Quality of System requirements 9 Unit testing The primary goal of unit testing is to take the smallest piece of testable software in the application, isolate it from the remainder of the code, and determine whether it behaves exactly as system administrators expect. How? Each unit is tested separately before being integrated into modules to test the interfaces between modules. Unit testing effectiveness resides on the a large percentage of defects which are identified during its use.
Quality of System requirements 10 Integration/Interaction testing Integration testing is the phase in software testing in which individual software modules are combined and tested as a group. It occurs after unit testing and before system testing. How? Integration testing takes as its input modules that have been unit tested, groups them in larger aggregates, applies tests defined in an integration test plan to those aggregates, and delivers as its output the integrated system ready for system testing.
Quality of System requirements 11 Usability and accessibility testing The user will be involved in the evaluation process beginning with the early stages of the development. How?
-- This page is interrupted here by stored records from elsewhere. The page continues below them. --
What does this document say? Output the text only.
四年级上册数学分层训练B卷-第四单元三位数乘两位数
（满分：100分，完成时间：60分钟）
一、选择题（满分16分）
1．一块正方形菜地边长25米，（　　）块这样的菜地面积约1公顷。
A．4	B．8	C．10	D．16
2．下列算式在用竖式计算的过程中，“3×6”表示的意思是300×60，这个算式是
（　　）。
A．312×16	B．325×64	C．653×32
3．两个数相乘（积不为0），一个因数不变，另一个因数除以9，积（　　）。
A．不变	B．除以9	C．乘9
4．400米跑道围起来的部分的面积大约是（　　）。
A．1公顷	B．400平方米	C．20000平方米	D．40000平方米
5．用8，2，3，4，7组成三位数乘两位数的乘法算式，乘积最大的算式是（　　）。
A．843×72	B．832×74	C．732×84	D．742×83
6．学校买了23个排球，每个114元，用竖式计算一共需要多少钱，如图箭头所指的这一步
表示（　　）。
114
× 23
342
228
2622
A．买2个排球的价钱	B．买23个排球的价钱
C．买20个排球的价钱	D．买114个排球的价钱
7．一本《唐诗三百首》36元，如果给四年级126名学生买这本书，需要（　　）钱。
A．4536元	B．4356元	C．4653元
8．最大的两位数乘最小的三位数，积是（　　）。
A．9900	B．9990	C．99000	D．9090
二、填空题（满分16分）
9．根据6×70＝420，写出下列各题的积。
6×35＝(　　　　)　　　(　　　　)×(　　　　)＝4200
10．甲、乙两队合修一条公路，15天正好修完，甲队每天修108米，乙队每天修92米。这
The usability and accessibility of the application will be evaluated through the following methods: - Heuristic evaluation – a theoretical stage, based on the heuristics developed by Jacob Nielsen, needed to ensure that most of the usability problems have been taken into account.
Quality of System requirements 11 Usability and accessibility testing - Formative evaluation – implemented along the entire development process, from early stages until the final solution. Part of this evaluation procedure is already taking place through the Metamorphosis platform, which is considered as a testbed application for mEducator developments (e.g. the metadata scheme implementation). - Summative evaluation – will take place at the end of the development process, using the final version. At this stage, in the evaluation process users outside the consortium will be also involved.